I would suggest to you SenorBeef that you very much underestimate the importance (in particular from the long term health perspective) of what fat and what carbohydrate. A calorie is not a calorie; a gram of fat is not a gram of fat; a carb is not a carb.
The highly significant health effects difference achieved by replacing dietary saturated fat with PUFAs is overwhelmingly well established. That link is a meta-analysis of randomized controlled trials that addressed the issue, not just looking at the usual proxies of long term outcomes, but actual rates of myocardial infarction and/or cardiac death: “10% reduced CHD risk … for each 5% energy of increased PUFA” The MUFA data is more indirect, demonstrating improvements of proxies of long term health in population studies. And I won’t even bring up the whole bit about omega 3s!
Similarly the packaging of the carb is critical. That refined, highly processed, and/or simple carb package is pretty well accepted by now to be as bad as you make it out to be.
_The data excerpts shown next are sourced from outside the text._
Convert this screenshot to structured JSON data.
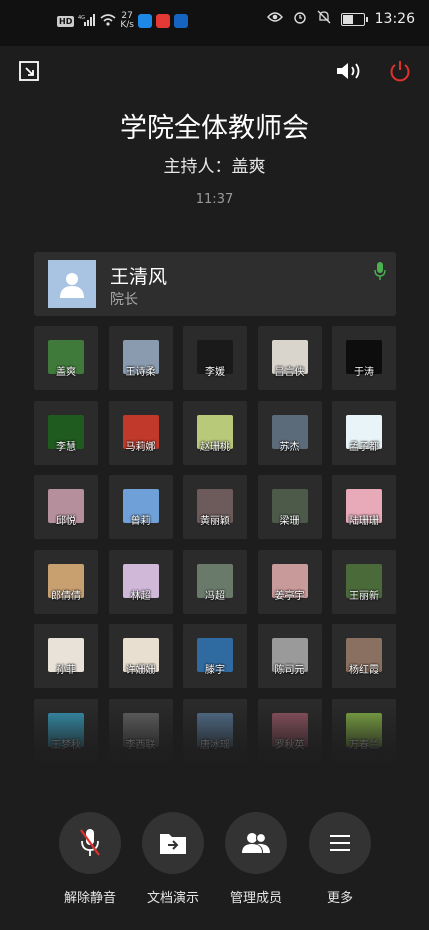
{
  "status_bar": {
    "network_badge": "HD",
    "signal_label": "4G",
    "speed_value": "27",
    "speed_unit": "K/s",
    "time": "13:26"
  },
  "meeting": {
    "title": "学院全体教师会",
    "host": "主持人：盖爽",
    "elapsed": "11:37"
  },
  "speaker": {
    "name": "王清风",
    "role": "院长"
  },
  "participants": [
    {
      "name": "盖爽",
      "color": "#3f7a3a"
    },
    {
      "name": "王诗柔",
      "color": "#8a9bb0"
    },
    {
      "name": "李媛",
      "color": "#1a1a1a"
    },
    {
      "name": "吕言侠",
      "color": "#d9d4cc"
    },
    {
      "name": "于涛",
      "color": "#0d0d0d"
    },
    {
      "name": "李慧",
      "color": "#1f5a1f"
    },
    {
      "name": "马莉娜",
      "color": "#c0392b"
    },
    {
      "name": "赵珊桃",
      "color": "#b9c97a"
    },
    {
      "name": "苏杰",
      "color": "#5c6b7a"
    },
    {
      "name": "孟子都",
      "color": "#e8f4f8"
    },
    {
      "name": "邱悦",
      "color": "#b58f9c"
    },
    {
      "name": "曾莉",
      "color": "#6fa0d8"
    },
    {
      "name": "黄丽颖",
      "color": "#6d5a5a"
    },
    {
      "name": "梁珊",
      "color": "#4d5a4a"
    },
    {
      "name": "陆珊珊",
      "color": "#e8a9b8"
    },
    {
      "name": "郎倩倩",
      "color": "#c8a070"
    },
    {
      "name": "林超",
      "color": "#d0b8d8"
    },
    {
      "name": "冯超",
      "color": "#6a7a6a"
    },
    {
      "name": "姜亭宇",
      "color": "#c99a9a"
    },
    {
      "name": "王丽新",
      "color": "#4a6a3a"
    },
    {
      "name": "孙菲",
      "color": "#e8e2d8"
    },
    {
      "name": "许姗姗",
      "color": "#e8dfd0"
    },
    {
      "name": "滕宇",
      "color": "#2f6aa0"
    },
    {
      "name": "陈司元",
      "color": "#9a9a9a"
    },
    {
      "name": "杨红霞",
      "color": "#8a7060"
    },
    {
      "name": "王梦秋",
      "color": "#3aa0c0"
    },
    {
      "name": "李西联",
      "color": "#6a6a6a"
    },
    {
      "name": "唐冰瑶",
      "color": "#5a7a9a"
    },
    {
      "name": "罗秋英",
      "color": "#9a5a6a"
    },
    {
      "name": "万春兰",
      "color": "#8ab84a"
    }
  ],
  "actions": {
    "unmute": "解除静音",
    "share_doc": "文档演示",
    "manage_members": "管理成员",
    "more": "更多"
  }
}
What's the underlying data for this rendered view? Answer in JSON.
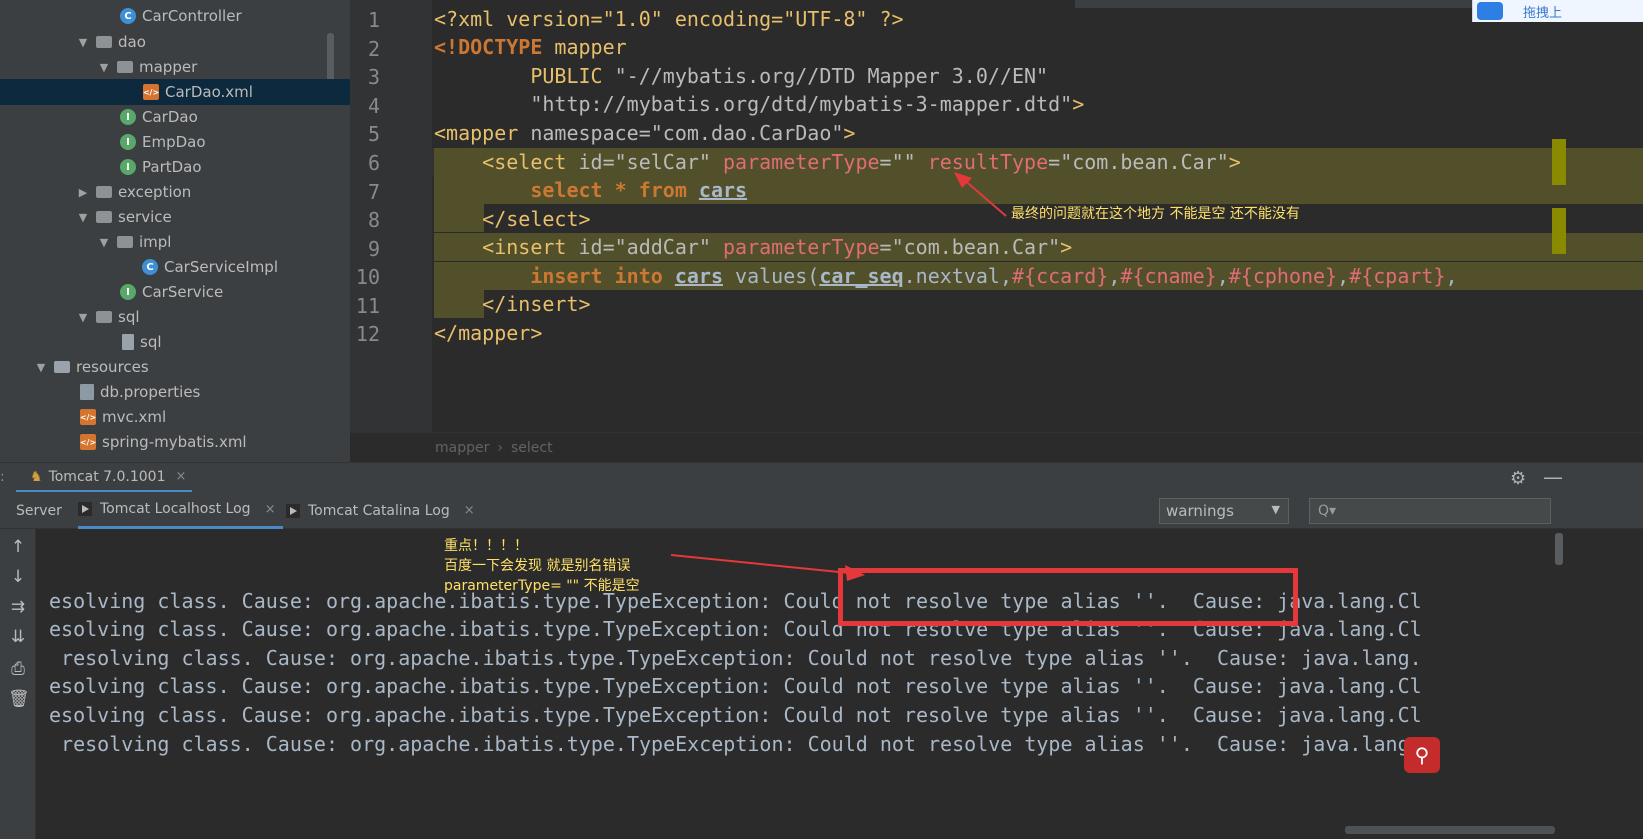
{
  "project_tree": {
    "items": [
      {
        "label": "CarController",
        "icon": "class-icon"
      },
      {
        "label": "dao",
        "icon": "folder-icon"
      },
      {
        "label": "mapper",
        "icon": "folder-icon"
      },
      {
        "label": "CarDao.xml",
        "icon": "xml-file-icon"
      },
      {
        "label": "CarDao",
        "icon": "interface-icon"
      },
      {
        "label": "EmpDao",
        "icon": "interface-icon"
      },
      {
        "label": "PartDao",
        "icon": "interface-icon"
      },
      {
        "label": "exception",
        "icon": "folder-icon"
      },
      {
        "label": "service",
        "icon": "folder-icon"
      },
      {
        "label": "impl",
        "icon": "folder-icon"
      },
      {
        "label": "CarServiceImpl",
        "icon": "class-icon"
      },
      {
        "label": "CarService",
        "icon": "interface-icon"
      },
      {
        "label": "sql",
        "icon": "folder-icon"
      },
      {
        "label": "sql",
        "icon": "file-icon"
      },
      {
        "label": "resources",
        "icon": "resources-folder-icon"
      },
      {
        "label": "db.properties",
        "icon": "properties-file-icon"
      },
      {
        "label": "mvc.xml",
        "icon": "xml-file-icon"
      },
      {
        "label": "spring-mybatis.xml",
        "icon": "xml-file-icon"
      }
    ],
    "selected": "CarDao.xml"
  },
  "editor": {
    "line_numbers": [
      "1",
      "2",
      "3",
      "4",
      "5",
      "6",
      "7",
      "8",
      "9",
      "10",
      "11",
      "12"
    ],
    "lines": {
      "l1": {
        "a": "<?xml version=\"1.0\" encoding=\"UTF-8\" ?>"
      },
      "l2": {
        "a": "<!DOCTYPE",
        "b": " mapper"
      },
      "l3": {
        "a": "        PUBLIC",
        "b": " \"-//mybatis.org//DTD Mapper 3.0//EN\""
      },
      "l4": {
        "a": "        \"http://mybatis.org/dtd/mybatis-3-mapper.dtd\"",
        "b": ">"
      },
      "l5": {
        "a": "<",
        "b": "mapper",
        "c": " namespace",
        "d": "=",
        "e": "\"com.dao.CarDao\"",
        "f": ">"
      },
      "l6": {
        "a": "    <",
        "b": "select",
        "c": " id",
        "d": "=",
        "e": "\"selCar\"",
        "f": " parameterType",
        "g": "=",
        "h": "\"\"",
        "i": " resultType",
        "j": "=",
        "k": "\"com.bean.Car\"",
        "l": ">"
      },
      "l7": {
        "a": "        select * from ",
        "b": "cars"
      },
      "l8": {
        "a": "    </",
        "b": "select",
        "c": ">"
      },
      "l9": {
        "a": "    <",
        "b": "insert",
        "c": " id",
        "d": "=",
        "e": "\"addCar\"",
        "f": " parameterType",
        "g": "=",
        "h": "\"com.bean.Car\"",
        "i": ">"
      },
      "l10": {
        "a": "        insert into ",
        "b": "cars",
        "c": " values(",
        "d": "car_seq",
        "e": ".nextval,",
        "f": "#{ccard}",
        "g": ",",
        "h": "#{cname}",
        "i": ",",
        "j": "#{cphone}",
        "k": ",",
        "l": "#{cpart}",
        "m": ","
      },
      "l11": {
        "a": "    </",
        "b": "insert",
        "c": ">"
      },
      "l12": {
        "a": "</",
        "b": "mapper",
        "c": ">"
      }
    },
    "breadcrumb": [
      "mapper",
      "›",
      "select"
    ],
    "annotation": "最终的问题就在这个地方 不能是空 还不能没有"
  },
  "top_badge": {
    "label": "拖拽上"
  },
  "run_window": {
    "dots": ":",
    "tab_label": "Tomcat 7.0.1001",
    "close": "×",
    "log_tabs": {
      "server": "Server",
      "localhost": "Tomcat Localhost Log",
      "catalina": "Tomcat Catalina Log"
    },
    "filter_value": "warnings",
    "search_placeholder": "Q▾",
    "annotation": "重点！！！！\n百度一下会发现 就是别名错误\nparameterType= \"\" 不能是空",
    "log_lines": [
      "esolving class. Cause: org.apache.ibatis.type.TypeException: Could not resolve type alias ''.  Cause: java.lang.Cl",
      "esolving class. Cause: org.apache.ibatis.type.TypeException: Could not resolve type alias ''.  Cause: java.lang.Cl",
      " resolving class. Cause: org.apache.ibatis.type.TypeException: Could not resolve type alias ''.  Cause: java.lang.",
      "esolving class. Cause: org.apache.ibatis.type.TypeException: Could not resolve type alias ''.  Cause: java.lang.Cl",
      "esolving class. Cause: org.apache.ibatis.type.TypeException: Could not resolve type alias ''.  Cause: java.lang.Cl",
      " resolving class. Cause: org.apache.ibatis.type.TypeException: Could not resolve type alias ''.  Cause: java.lang."
    ]
  },
  "colors": {
    "highlight": "#51502b",
    "annotation_text": "#ffe066",
    "red_box": "#e5383a",
    "accent": "#4a88c7"
  }
}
Carbs packaged in real foods that include the fiber and a variety of phytochemicals OTOH help increaseinsulin sensitivity and lower insulin levels, as well as provide protection from a variety of cancers and inflammatory conditions. (Note the second link demonstrates better insulin sensitivity on a high cereal fiber diet than on a high protein diet.) The improved insulin sensitivity may also underlie the well identified lowered cancer risks associated with a higher fiber diet. If what you care about is insulin then decreasing simple carbs is indeed important, but keeping carbs with fiber is more so.
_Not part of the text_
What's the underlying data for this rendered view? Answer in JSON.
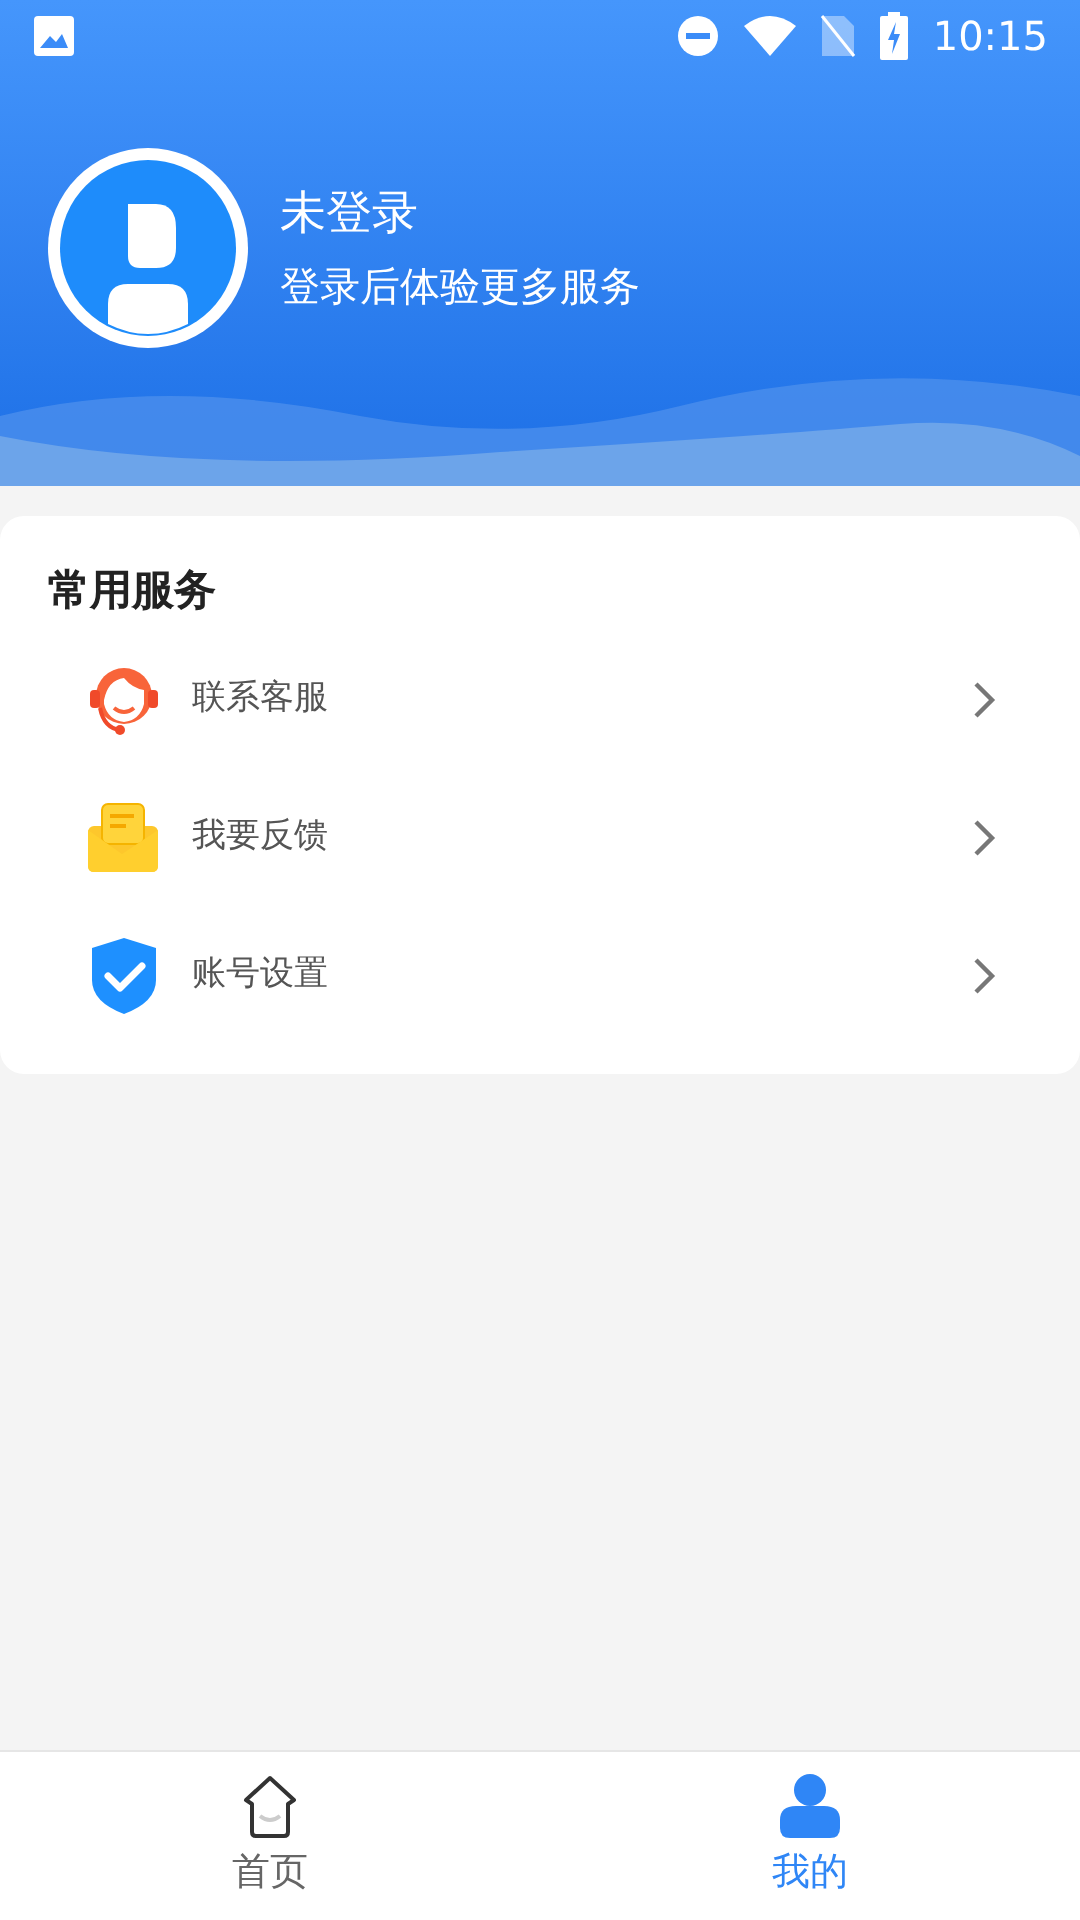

As to the nature of ancestral diets, we are probably best off looking at worldwide hunter gatherer diets as a proxy. Yup, overall more protein than typical Western diets, ranging 19 to 35% of energy, and less carbs, ranging from 22 to 40% of energy. (And obviously not from refined processed sources!) Still even that lowest end carb percent is 110 grams for a 2000 kCal diet, much more than most “low carb” diets advise. Note that there is no overlap between your cited 10 to 20% figure and the 22 to 40% figure of hunter gatherer diets. Agreed that the typical American diet, and even the USDA guideline is higher than that ancestral (or at least hunter gatherer) range and that someone who wants to replicate the macronutrient profile of that diet should eat less than the USDA’s advised 45 to 65% of energy from carbohydrates, but “low carb” diets miss that goal equally as much in the other direction.
High sodium is more well established as a very significant health risk than you make it out to be btw.
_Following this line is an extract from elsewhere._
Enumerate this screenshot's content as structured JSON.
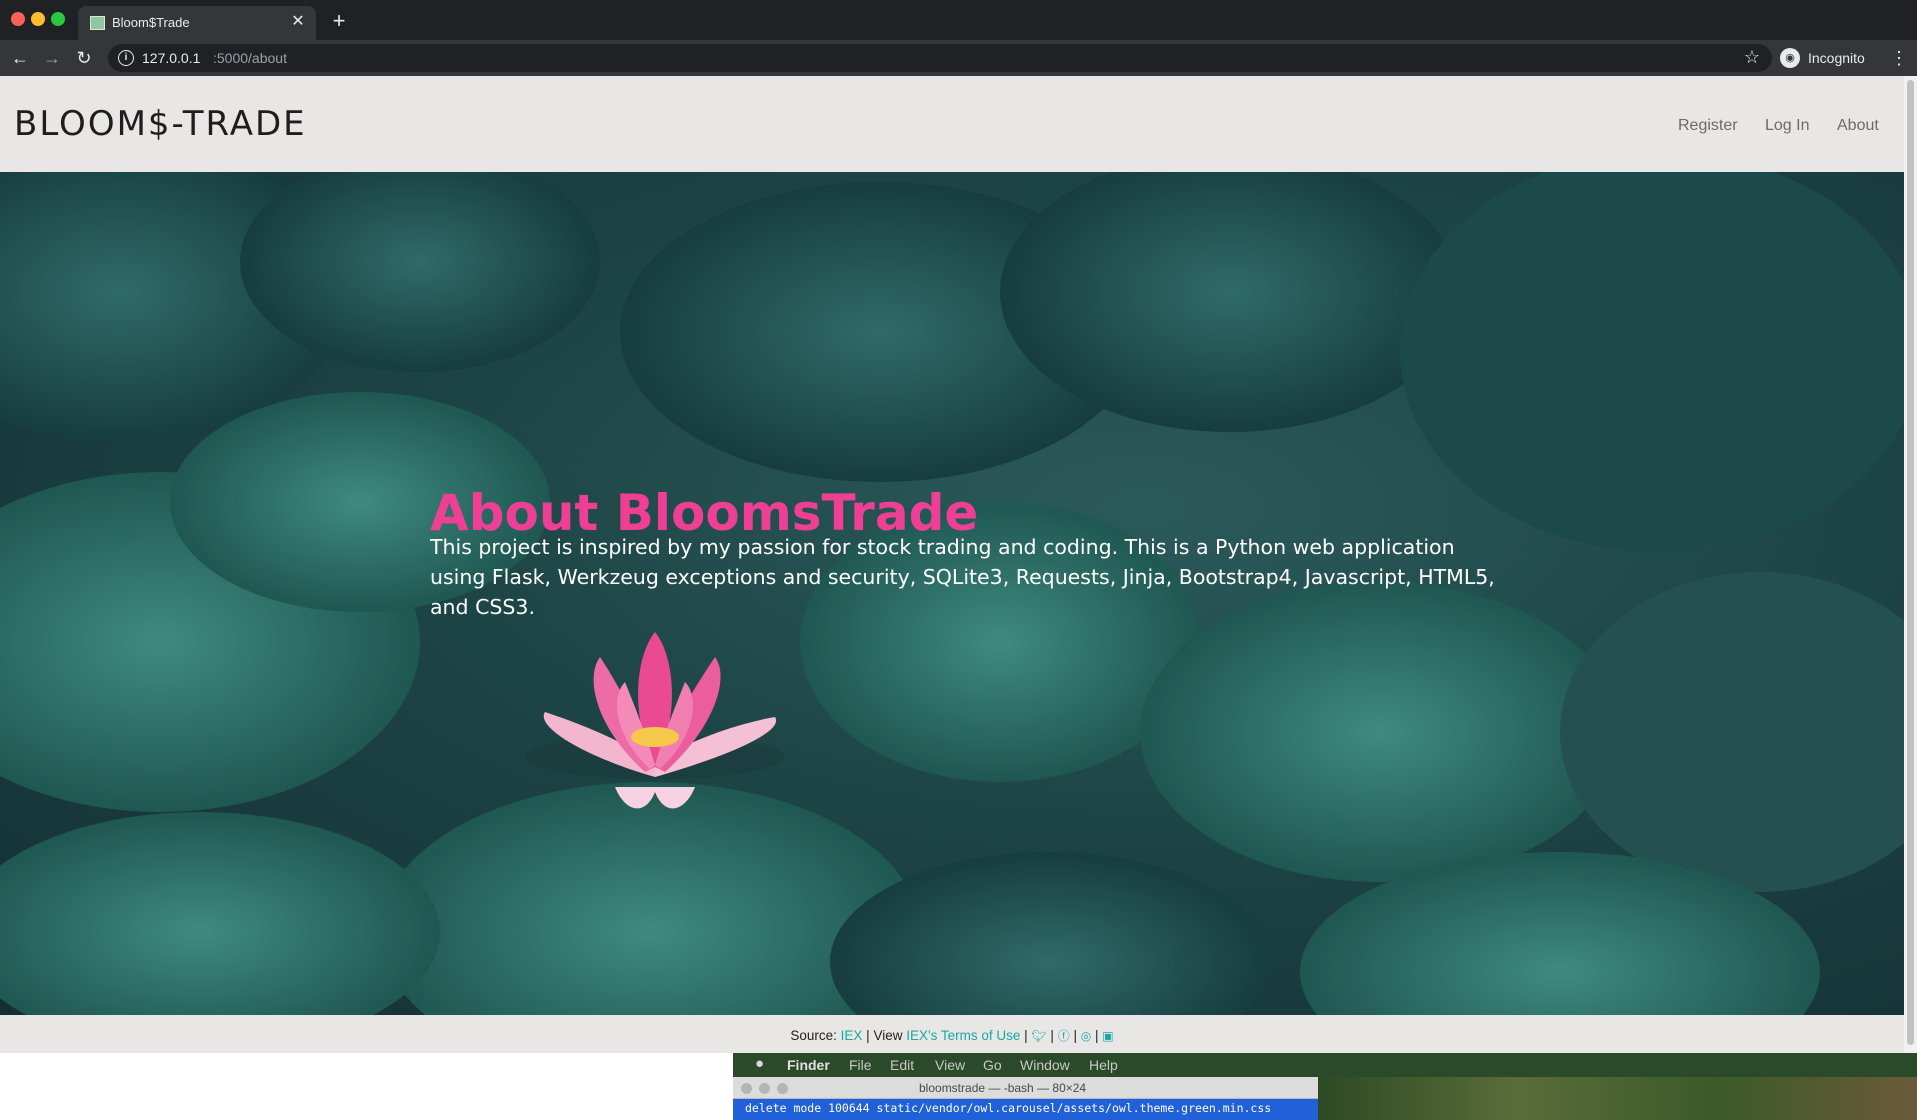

No debate that losing fat mass, at least 5% from an obese baseline, is good for ones health, whether that is done low carb or low fat or a variety of other approaches. Your goal of doing so by a method that works for you is laudable and only you can determine what method works best for you.
My “Ask the” question remains - are you currently concerned about medical concerns that address your short term function or are you currently considering longer term health issues? I will add in: would your longer term plan be different depending on the answer to that question?